Created by acoustic researcher Professor Ron Miles at Binghamton University, New York, the thin and flexible sensor design is ideal for sensing sounds, he claims, because it can move with the airflow made by even the softest noises.
This, he says, addresses issues with accelerometers, microphones and many other similar sensors that don't respond well to sounds. But a sensor that is able to move with the air is able to tell when a sound is present and which direction it is coming from.
"The goal was to create a sensor that only resists gravity," said Miles. "The sensor needed to stay connected to the device but other than that, I wanted it to move with even the slightest sounds or movement of the air."
It hasn't previously been feasible to use capacitive sensing on extremely flexible, thin materials because they've needed to resist electrostatic forces that can either damage them or impede their movement.
But Miles' new platform overcomes this by providing a way to detect the motion of extremely thin fibres or films by sensing changes in an electric field, all without the use of a magnet as previous designs have required.

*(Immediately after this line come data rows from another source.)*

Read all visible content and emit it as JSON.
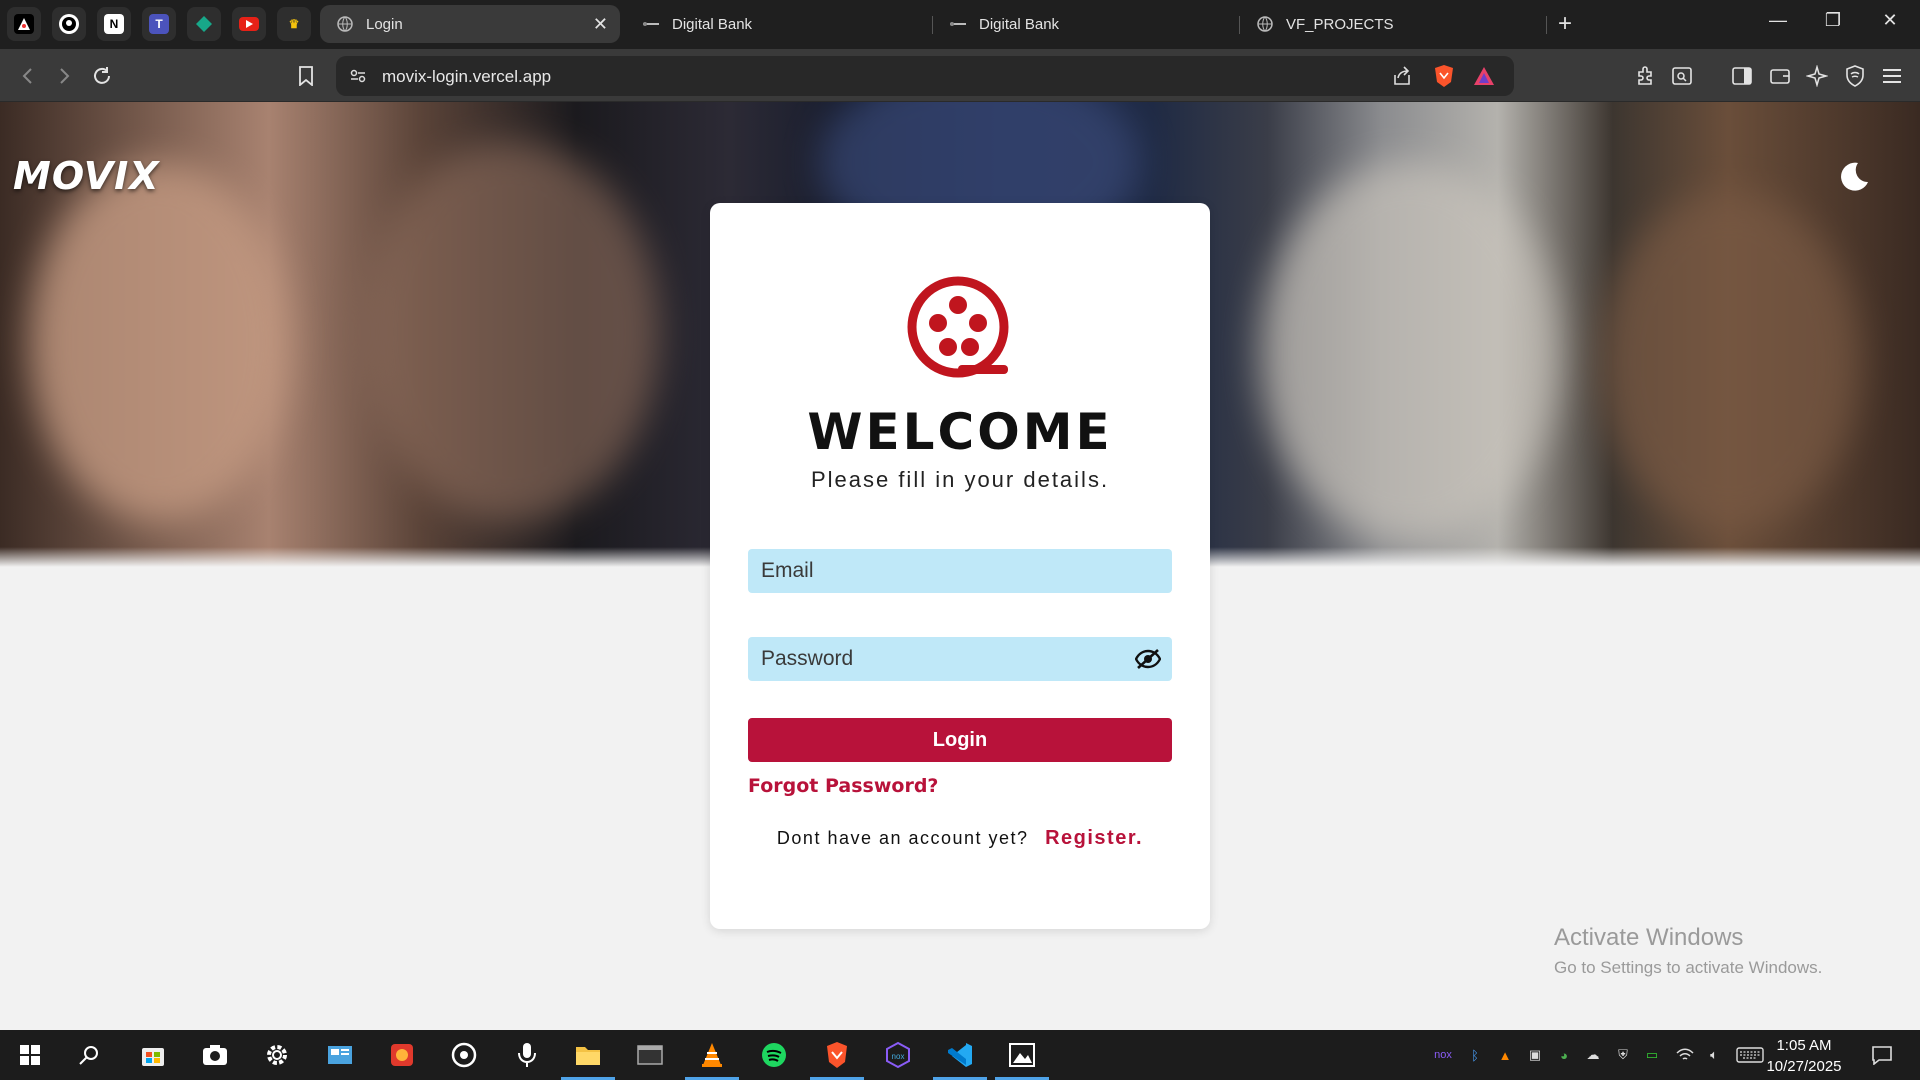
{
  "browser": {
    "tabs": [
      {
        "label": "Login",
        "active": true
      },
      {
        "label": "Digital Bank",
        "active": false
      },
      {
        "label": "Digital Bank",
        "active": false
      },
      {
        "label": "VF_PROJECTS",
        "active": false
      }
    ],
    "pinned_tabs": [
      "app-icon",
      "github-icon",
      "notion-icon",
      "teams-icon",
      "diamond-icon",
      "youtube-icon",
      "crown-icon"
    ],
    "url": "movix-login.vercel.app",
    "notification_count": "1"
  },
  "site": {
    "logo": "MOVIX"
  },
  "login": {
    "title": "WELCOME",
    "subtitle": "Please fill in your details.",
    "email_placeholder": "Email",
    "password_placeholder": "Password",
    "login_label": "Login",
    "forgot_label": "Forgot Password?",
    "no_account_text": "Dont have an account yet?",
    "register_label": "Register."
  },
  "watermark": {
    "line1": "Activate Windows",
    "line2": "Go to Settings to activate Windows."
  },
  "taskbar": {
    "time": "1:05 AM",
    "date": "10/27/2025"
  },
  "colors": {
    "accent": "#b8123a",
    "input_bg": "#bfe8f8",
    "reel": "#c0151e"
  }
}
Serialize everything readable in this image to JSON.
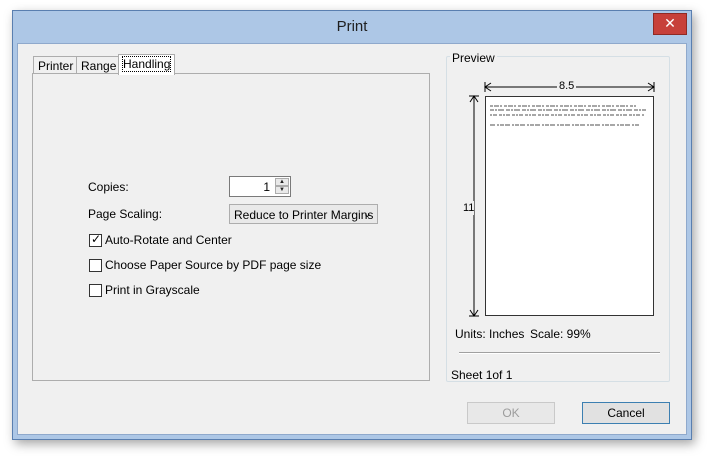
{
  "window": {
    "title": "Print",
    "close_glyph": "✕"
  },
  "tabs": [
    {
      "label": "Printer",
      "active": false
    },
    {
      "label": "Range",
      "active": false
    },
    {
      "label": "Handling",
      "active": true
    }
  ],
  "handling": {
    "copies_label": "Copies:",
    "copies_value": "1",
    "scaling_label": "Page Scaling:",
    "scaling_value": "Reduce to Printer Margins",
    "options": [
      {
        "label": "Auto-Rotate and Center",
        "checked": true
      },
      {
        "label": "Choose Paper Source by PDF page size",
        "checked": false
      },
      {
        "label": "Print in Grayscale",
        "checked": false
      }
    ]
  },
  "preview": {
    "title": "Preview",
    "width_dim": "8.5",
    "height_dim": "11",
    "units": "Units: Inches",
    "scale": "Scale: 99%",
    "sheet": "Sheet 1of 1"
  },
  "buttons": {
    "ok": "OK",
    "cancel": "Cancel"
  },
  "icons": {
    "close": "close-icon",
    "spin_up": "chevron-up-icon",
    "spin_down": "chevron-down-icon",
    "dropdown": "chevron-down-icon"
  }
}
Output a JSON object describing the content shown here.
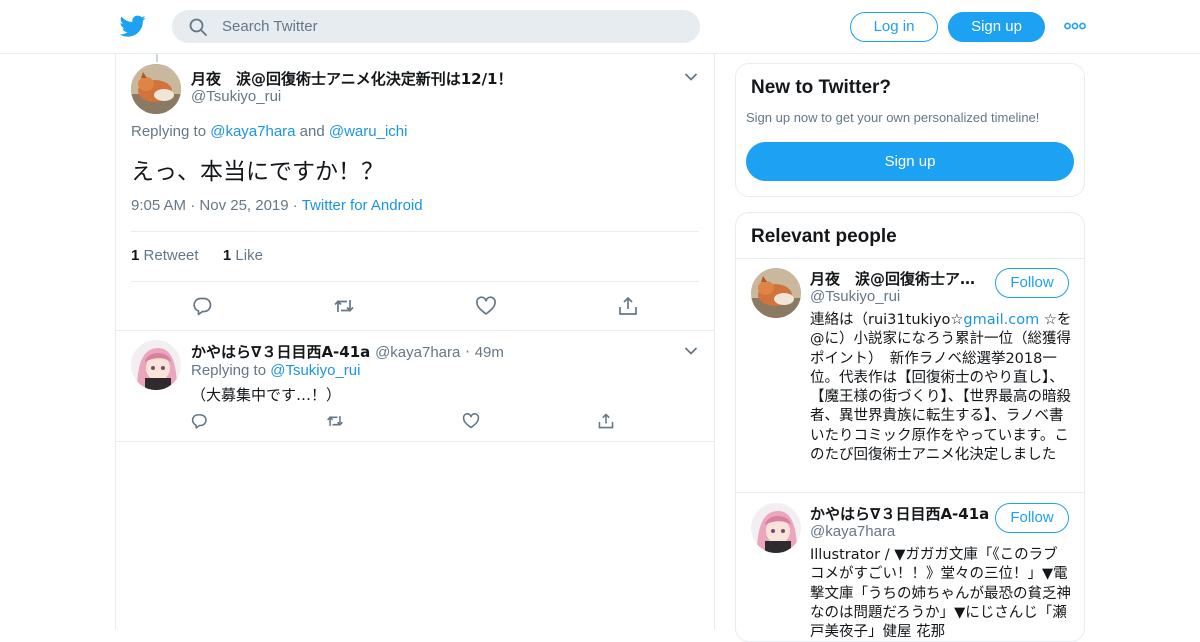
{
  "header": {
    "search_placeholder": "Search Twitter",
    "login_label": "Log in",
    "signup_label": "Sign up",
    "brand_color": "#1da1f2"
  },
  "main_tweet": {
    "author_name": "月夜　涙@回復術士アニメ化決定新刊は12/1！",
    "author_handle": "@Tsukiyo_rui",
    "replying_prefix": "Replying to ",
    "replying_to_1": "@kaya7hara",
    "replying_and": " and ",
    "replying_to_2": "@waru_ichi",
    "text": "えっ、本当にですか！？",
    "time": "9:05 AM",
    "date": "Nov 25, 2019",
    "source": "Twitter for Android",
    "retweet_count": "1",
    "retweet_label": "Retweet",
    "like_count": "1",
    "like_label": "Like"
  },
  "reply_tweet": {
    "author_name": "かやはら∇３日目西A-41a",
    "author_handle": "@kaya7hara",
    "time_ago": "49m",
    "replying_prefix": "Replying to ",
    "replying_to": "@Tsukiyo_rui",
    "text": "（大募集中です…！）"
  },
  "new_to_twitter": {
    "title": "New to Twitter?",
    "subtitle": "Sign up now to get your own personalized timeline!",
    "signup_label": "Sign up"
  },
  "relevant_people": {
    "title": "Relevant people",
    "follow_label": "Follow",
    "people": [
      {
        "name": "月夜　涙@回復術士ア…",
        "handle": "@Tsukiyo_rui",
        "bio_part1": "連絡は（rui31tukiyo☆",
        "bio_link": "gmail.com",
        "bio_part2": " ☆を@に）小説家になろう累計一位（総獲得ポイント）　新作ラノベ総選挙2018一位。代表作は【回復術士のやり直し】、【魔王様の街づくり】、【世界最高の暗殺者、異世界貴族に転生する】、ラノベ書いたりコミック原作をやっています。このたび回復術士アニメ化決定しました"
      },
      {
        "name": "かやはら∇３日目西A-41a",
        "handle": "@kaya7hara",
        "bio": "Illustrator / ▼ガガガ文庫「《このラブコメがすごい！！》堂々の三位！」▼電撃文庫「うちの姉ちゃんが最恐の貧乏神なのは問題だろうか」▼にじさんじ「瀬戸美夜子」健屋 花那"
      }
    ]
  }
}
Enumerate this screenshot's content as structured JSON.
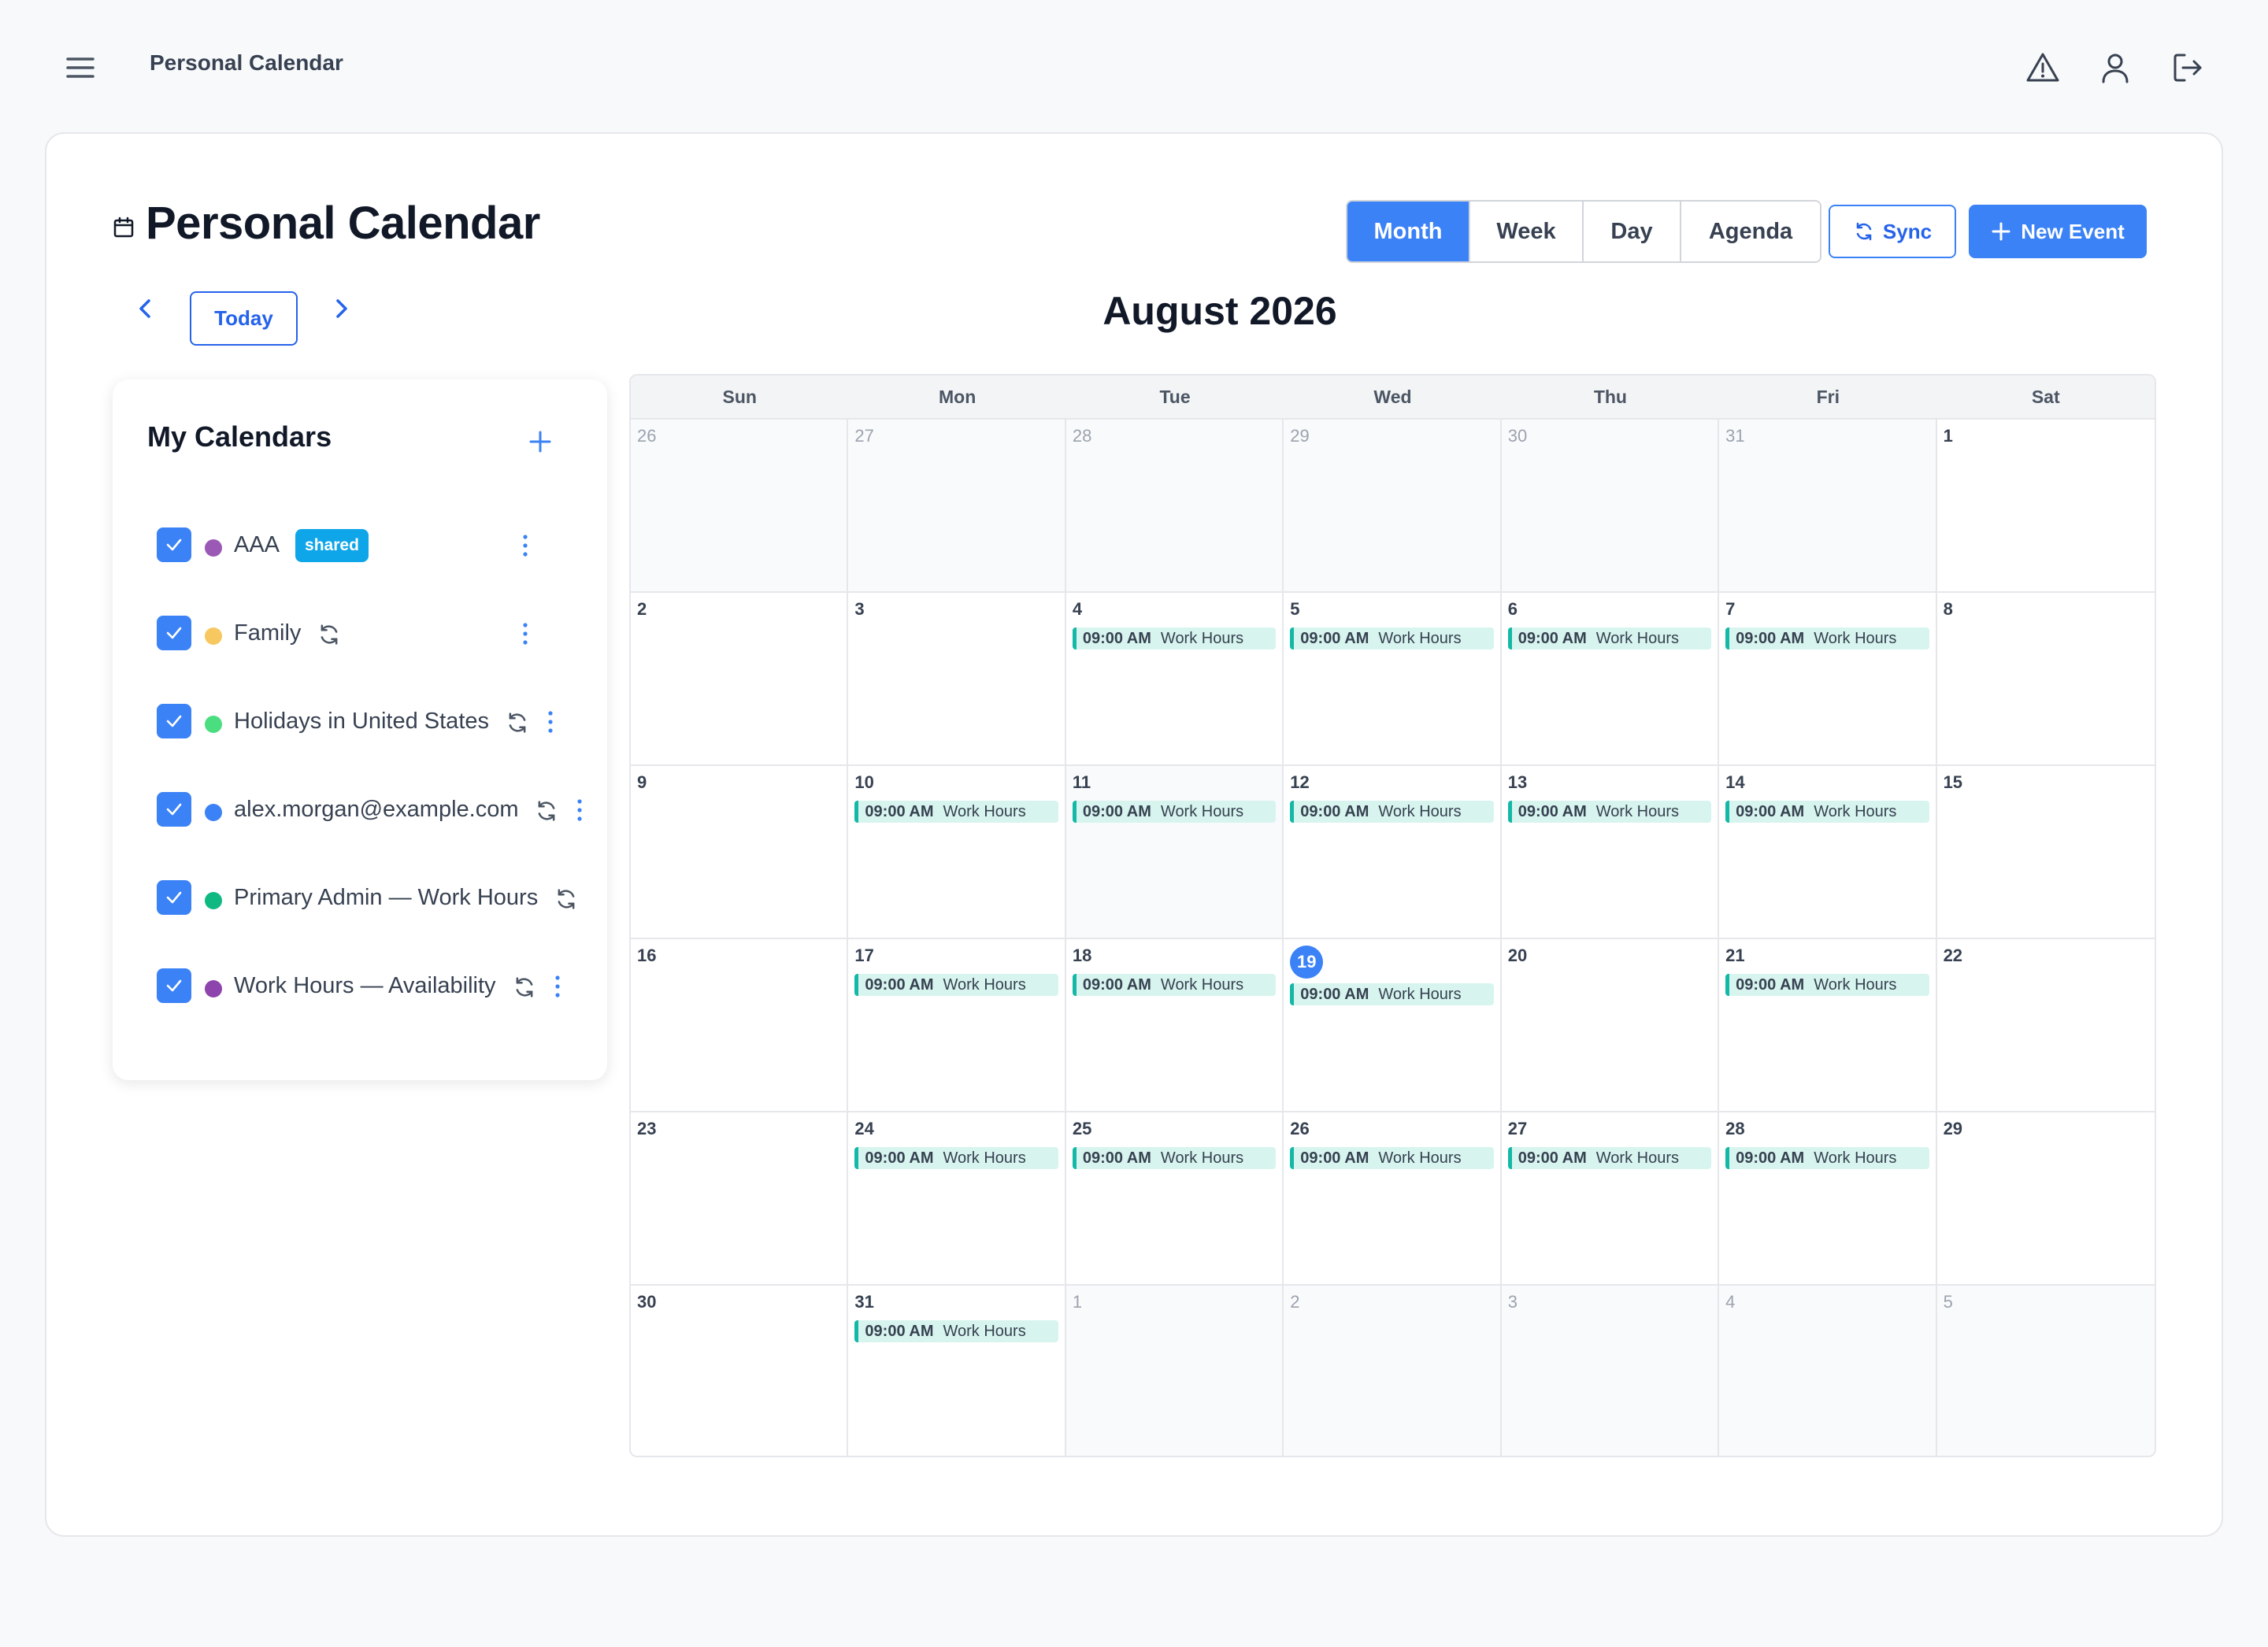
{
  "topbar": {
    "app_title": "Personal Calendar",
    "icons": [
      "menu-icon",
      "warning-icon",
      "user-icon",
      "logout-icon"
    ]
  },
  "header": {
    "page_title": "Personal Calendar",
    "today_label": "Today",
    "month_label": "August 2026",
    "views": [
      {
        "label": "Month",
        "active": true
      },
      {
        "label": "Week",
        "active": false
      },
      {
        "label": "Day",
        "active": false
      },
      {
        "label": "Agenda",
        "active": false
      }
    ],
    "sync_label": "Sync",
    "new_event_label": "New Event"
  },
  "sidebar": {
    "title": "My Calendars",
    "calendars": [
      {
        "name": "AAA",
        "color": "#9b59b6",
        "checked": true,
        "badge": "shared",
        "sync": false,
        "more": true
      },
      {
        "name": "Family",
        "color": "#f6c85f",
        "checked": true,
        "badge": null,
        "sync": true,
        "more": true
      },
      {
        "name": "Holidays in United States",
        "color": "#4ade80",
        "checked": true,
        "badge": null,
        "sync": true,
        "more": true
      },
      {
        "name": "alex.morgan@example.com",
        "color": "#3b82f6",
        "checked": true,
        "badge": null,
        "sync": true,
        "more": true
      },
      {
        "name": "Primary Admin — Work Hours",
        "color": "#10b981",
        "checked": true,
        "badge": null,
        "sync": true,
        "more": false
      },
      {
        "name": "Work Hours — Availability",
        "color": "#8e44ad",
        "checked": true,
        "badge": null,
        "sync": true,
        "more": true
      }
    ]
  },
  "calendar": {
    "weekdays": [
      "Sun",
      "Mon",
      "Tue",
      "Wed",
      "Thu",
      "Fri",
      "Sat"
    ],
    "today": 19,
    "event_time": "09:00 AM",
    "event_title": "Work Hours",
    "event_color": "#14b8a6",
    "days": [
      {
        "n": "26",
        "other": true,
        "ev": false
      },
      {
        "n": "27",
        "other": true,
        "ev": false
      },
      {
        "n": "28",
        "other": true,
        "ev": false
      },
      {
        "n": "29",
        "other": true,
        "ev": false
      },
      {
        "n": "30",
        "other": true,
        "ev": false
      },
      {
        "n": "31",
        "other": true,
        "ev": false
      },
      {
        "n": "1",
        "other": false,
        "ev": false
      },
      {
        "n": "2",
        "other": false,
        "ev": false
      },
      {
        "n": "3",
        "other": false,
        "ev": false
      },
      {
        "n": "4",
        "other": false,
        "ev": true
      },
      {
        "n": "5",
        "other": false,
        "ev": true
      },
      {
        "n": "6",
        "other": false,
        "ev": true
      },
      {
        "n": "7",
        "other": false,
        "ev": true
      },
      {
        "n": "8",
        "other": false,
        "ev": false
      },
      {
        "n": "9",
        "other": false,
        "ev": false
      },
      {
        "n": "10",
        "other": false,
        "ev": true
      },
      {
        "n": "11",
        "other": false,
        "ev": true,
        "shade": true
      },
      {
        "n": "12",
        "other": false,
        "ev": true
      },
      {
        "n": "13",
        "other": false,
        "ev": true
      },
      {
        "n": "14",
        "other": false,
        "ev": true
      },
      {
        "n": "15",
        "other": false,
        "ev": false
      },
      {
        "n": "16",
        "other": false,
        "ev": false
      },
      {
        "n": "17",
        "other": false,
        "ev": true
      },
      {
        "n": "18",
        "other": false,
        "ev": true
      },
      {
        "n": "19",
        "other": false,
        "ev": true,
        "today": true
      },
      {
        "n": "20",
        "other": false,
        "ev": false
      },
      {
        "n": "21",
        "other": false,
        "ev": true
      },
      {
        "n": "22",
        "other": false,
        "ev": false
      },
      {
        "n": "23",
        "other": false,
        "ev": false
      },
      {
        "n": "24",
        "other": false,
        "ev": true
      },
      {
        "n": "25",
        "other": false,
        "ev": true
      },
      {
        "n": "26",
        "other": false,
        "ev": true
      },
      {
        "n": "27",
        "other": false,
        "ev": true
      },
      {
        "n": "28",
        "other": false,
        "ev": true
      },
      {
        "n": "29",
        "other": false,
        "ev": false
      },
      {
        "n": "30",
        "other": false,
        "ev": false
      },
      {
        "n": "31",
        "other": false,
        "ev": true
      },
      {
        "n": "1",
        "other": true,
        "ev": false
      },
      {
        "n": "2",
        "other": true,
        "ev": false
      },
      {
        "n": "3",
        "other": true,
        "ev": false
      },
      {
        "n": "4",
        "other": true,
        "ev": false
      },
      {
        "n": "5",
        "other": true,
        "ev": false
      }
    ]
  }
}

"Researchers want the sensor to move with small forces from sound, without being affected by the electrostatic forces," Miles added. "Because the sensor is at a 90-degree angle from the electrodes, the electrostatic forces don't affect its movement."
Miles explained that this is a critical part of the design because in order to be effective, the sensors need to have a high bias voltage, that is, the voltage required for a device to operate. Then the sensitivity of the sensor increases with a high bias voltage.
This design means that capacitive sensors, such as the ones used in smartphones, could be both smaller and more efficient.
"The way the sensor is designed now means that it has a nearly constant potential energy but can also return to its equilibrium after large motions," he added.
Miles's functional designs are currently patent pending.